Kemudian dari sudut pandang filosofi, presiden sebagai kepala negara memiliki tanggungjawab moral dalam segala aspek kehidupan bernegara, termasuk pemilu.
Untuk itu, kata Trisno, presiden wajib memastikan terlaksananya Pemilu yang berintegritas.
Baca juga: Jokowi-AHY Bertemu di Yogyakarta, Demokrat: Bahas Situasi Politik Terkini
“Sebuah jabatan publik terikat dengan prinsip dasar yang harus dipatuhi, pejabat publik disumpah untuk menjabat sepenuh waktu, sehingga seharusnya, memang tidak ada aktivitas lain selain yang melekat pada jabatannya,” terang Trisno.

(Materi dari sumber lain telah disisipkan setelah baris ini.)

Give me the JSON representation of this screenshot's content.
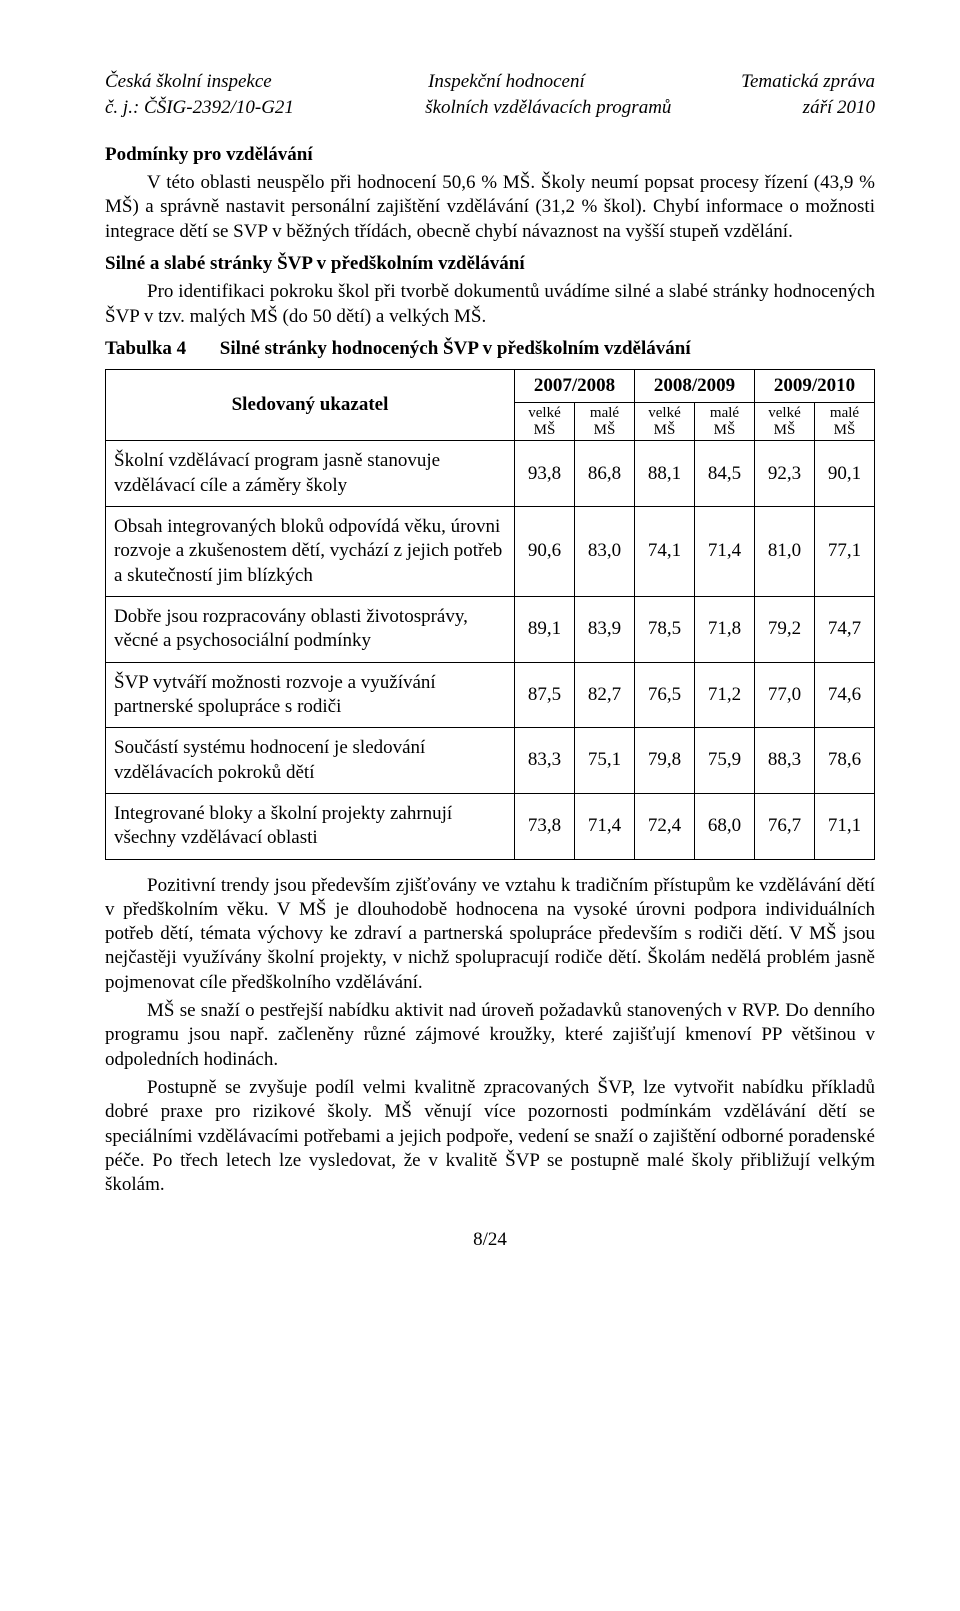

Selanjutnya, dari sudut pandang etis dan teknis, sambung dia, sumpah jabatan penyelenggaraan negara, termasuk presiden adalah setia kepada Pancasila dan UUD 1945.
Kesetiaan itu harus diwujudkan dalam segala kegiatannya, meskipun presiden diusulkan oleh partai politik atau gabungan partai politik, saat dirinya menjabat menjadi presiden.